On the fourth page, we used three Lego bricks. We glued them in a straight line, the first on the top left corner of the page, the following in the middle, and the last at the end of the line. We left a one-inch margin on each side of the page.

Three Lego bricks
Three Lego bricks in a horizontal line

On the fifth page, we glued small wood squares, the first line started on the top left side of the page, in the first line, we glued five pieces of wood with an inch of separation, the second line was just two square pieces of wood separated a little bit more of an inch.

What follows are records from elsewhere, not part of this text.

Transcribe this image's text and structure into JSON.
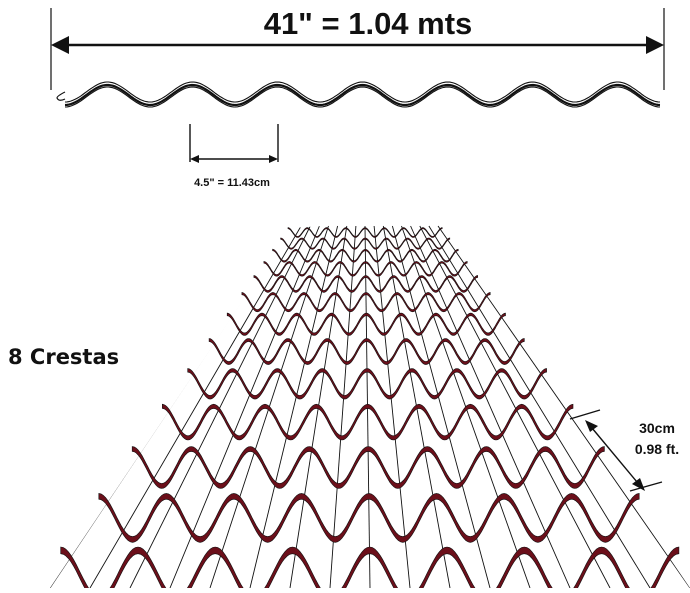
{
  "diagram": {
    "total_width_label": "41\" = 1.04 mts",
    "pitch_label": "4.5\" = 11.43cm",
    "crests_label": "8 Crestas",
    "overlap_label_line1": "30cm",
    "overlap_label_line2": "0.98 ft."
  },
  "colors": {
    "line": "#111111",
    "sheet_profile": "#6b0f1a",
    "background": "#ffffff"
  }
}
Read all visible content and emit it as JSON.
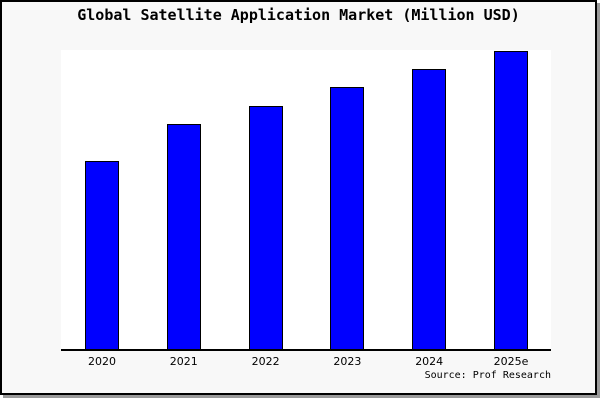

For the third line, we glued three pieces of wood separated by an inch between each wood square, and in the fourth line, we glued two pieces of wood.

Lines of small wooden squares
Lines of small wooden squares

On the sixth page, we glued strips of corrugated cardboard paper. We made four lines, the first is a long line, the second a short line, and the last two have two and three pieces of paper.

strips of corrugated cardboard paper
Strips of corrugated cardboard paper

On the seventh page, we introduced braille. There are six lines with space between them.

Lines of braille cells
Lines of braille cells

On the eighth page, we also used braille. There are four lines, there is an inch of space between each line, and each line has space between characters.

Lines of braille cells
Lines of braille cells


  • You can use any other materials that give tactual feedback to the students.
  • Encourage the student’s left-to-right hand movement, the use of two hands and eight fingers.
  • Make this activity FUN, create songs or stories together to describe who or what is traveling along the “road.”
  • I recommend using this book for a short period to develop an understanding of tracking. This tracking technique will improve with daily opportunities to read actual braille text.
  • Activity inspired by: Beginning with Braille Book, Firsthand Experiences with Balanced Approach To Literacy by Anna M. Swenson.